C’est une citoyenne engagée de Natashquan, Nathalie Lapierre, qui a eu l’idée de départ de ce projet de recherche amorcé en 2018, révèle Laurie Guimond. «Impliquée auprès de la communauté innue de Nutashkuan, Nathalie déplorait que l’on ne parle pas suffisamment des aspects positifs de la cohabitation entre les deux communautés, particulièrement sur le Nitassinan, le territoire ancestral des Innus, dans l’arrière-pays», raconte la professeure. Une équipe s’est rapidement constituée avec des partenaires innues de Nutashkuan, Yvonne Mesténapéo et Vicky Bellefleur, et Caroline Einish de la nation naskapie de Kawawachikamach.
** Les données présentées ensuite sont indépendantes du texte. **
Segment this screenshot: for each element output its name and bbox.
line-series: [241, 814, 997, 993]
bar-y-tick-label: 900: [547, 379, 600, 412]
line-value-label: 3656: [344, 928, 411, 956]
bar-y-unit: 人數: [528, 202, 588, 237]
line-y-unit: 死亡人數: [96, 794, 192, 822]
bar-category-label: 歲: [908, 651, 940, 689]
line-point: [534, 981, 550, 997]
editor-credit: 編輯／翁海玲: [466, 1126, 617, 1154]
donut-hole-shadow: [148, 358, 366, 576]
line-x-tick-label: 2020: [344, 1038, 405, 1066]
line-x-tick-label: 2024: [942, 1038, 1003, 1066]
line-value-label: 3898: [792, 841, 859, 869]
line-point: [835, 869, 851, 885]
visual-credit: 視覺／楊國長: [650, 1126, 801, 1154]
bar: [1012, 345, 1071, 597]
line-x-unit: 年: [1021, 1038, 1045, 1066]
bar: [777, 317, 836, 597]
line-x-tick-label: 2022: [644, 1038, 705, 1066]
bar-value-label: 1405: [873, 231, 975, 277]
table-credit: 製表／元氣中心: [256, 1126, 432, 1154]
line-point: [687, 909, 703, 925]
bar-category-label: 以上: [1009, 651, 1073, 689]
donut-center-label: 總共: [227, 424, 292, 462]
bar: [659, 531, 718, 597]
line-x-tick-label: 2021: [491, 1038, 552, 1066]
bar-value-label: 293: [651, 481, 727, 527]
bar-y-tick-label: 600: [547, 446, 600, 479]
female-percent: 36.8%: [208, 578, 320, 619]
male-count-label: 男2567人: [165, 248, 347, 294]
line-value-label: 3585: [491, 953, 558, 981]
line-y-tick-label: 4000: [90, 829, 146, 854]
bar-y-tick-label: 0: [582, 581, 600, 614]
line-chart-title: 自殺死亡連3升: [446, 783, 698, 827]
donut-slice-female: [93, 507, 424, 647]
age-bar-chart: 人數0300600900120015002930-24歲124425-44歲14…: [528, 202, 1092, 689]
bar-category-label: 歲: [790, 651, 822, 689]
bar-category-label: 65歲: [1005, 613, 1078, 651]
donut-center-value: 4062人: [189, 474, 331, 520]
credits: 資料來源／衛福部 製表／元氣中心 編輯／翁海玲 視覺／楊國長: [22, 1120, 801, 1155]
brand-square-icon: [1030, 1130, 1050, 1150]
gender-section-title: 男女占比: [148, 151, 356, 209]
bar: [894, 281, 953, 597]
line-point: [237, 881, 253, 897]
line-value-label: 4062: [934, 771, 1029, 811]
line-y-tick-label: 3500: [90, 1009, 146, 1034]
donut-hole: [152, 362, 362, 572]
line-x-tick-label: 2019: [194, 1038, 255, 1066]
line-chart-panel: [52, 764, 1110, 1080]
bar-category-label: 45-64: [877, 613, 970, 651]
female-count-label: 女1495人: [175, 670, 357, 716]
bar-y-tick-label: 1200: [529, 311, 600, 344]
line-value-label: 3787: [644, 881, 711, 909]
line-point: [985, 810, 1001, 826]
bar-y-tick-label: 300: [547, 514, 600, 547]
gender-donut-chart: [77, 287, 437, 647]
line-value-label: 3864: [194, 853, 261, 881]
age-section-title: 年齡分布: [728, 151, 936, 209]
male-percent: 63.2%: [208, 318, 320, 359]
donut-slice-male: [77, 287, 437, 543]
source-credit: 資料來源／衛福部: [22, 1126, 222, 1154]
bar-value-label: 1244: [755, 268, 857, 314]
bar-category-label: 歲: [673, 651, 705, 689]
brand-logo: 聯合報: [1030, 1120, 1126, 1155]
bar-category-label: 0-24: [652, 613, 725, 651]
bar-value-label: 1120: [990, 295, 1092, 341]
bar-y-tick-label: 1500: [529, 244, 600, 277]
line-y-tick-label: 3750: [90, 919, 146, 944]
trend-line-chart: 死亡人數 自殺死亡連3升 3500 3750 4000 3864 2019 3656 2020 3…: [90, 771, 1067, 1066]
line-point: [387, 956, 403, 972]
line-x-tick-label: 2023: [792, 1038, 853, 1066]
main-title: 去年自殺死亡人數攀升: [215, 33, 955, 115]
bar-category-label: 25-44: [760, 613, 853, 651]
Plusieurs autres collaboratrices et collaborateurs s’y sont greffés subséquemment.

Le projet visait à documenter cette cohabitation et à mettre en lumière les facteurs de rapprochement et de tension entre les différentes communautés sur trois territoires: Natashquan et Nutashkuan; Schefferville, Kawawachikamach et Matimekush-Lac John;  et La Romaine et Unamen Shipu. «Il a été convenu de présenter les résultats de recherche sous forme de courts métrages, pour chacun des terrains à l’étude», précise Laurie Guimond.

Jusqu’à maintenant, des étudiantes en géographie ont participé à la collecte, au traitement et à l’analyse des données, ainsi qu’à la rédaction d’un article et d’un rapport de recherche, souligne la chercheuse. «Nous avons également initié de jeunes innues à la recherche de terrain et elles ont appuyé l’équipe de production des films.» Le réalisateur des trois courts métrages est Benoit Desjardins, de Productions Perceptions 3i.

Nutashkuan et Natashquan

Le premier des trois films porte sur l’occupation du territoire ancestral autour du Chemin du 5e, un ancien chemin forestier que les résidentes et résidents de Nutashkuan et de Natashquan utilisent pour pratiquer des activités de chasse, de pêche et de cueillette, pour le plein air et pour se ressourcer en forêt, explique Laurie Guimond.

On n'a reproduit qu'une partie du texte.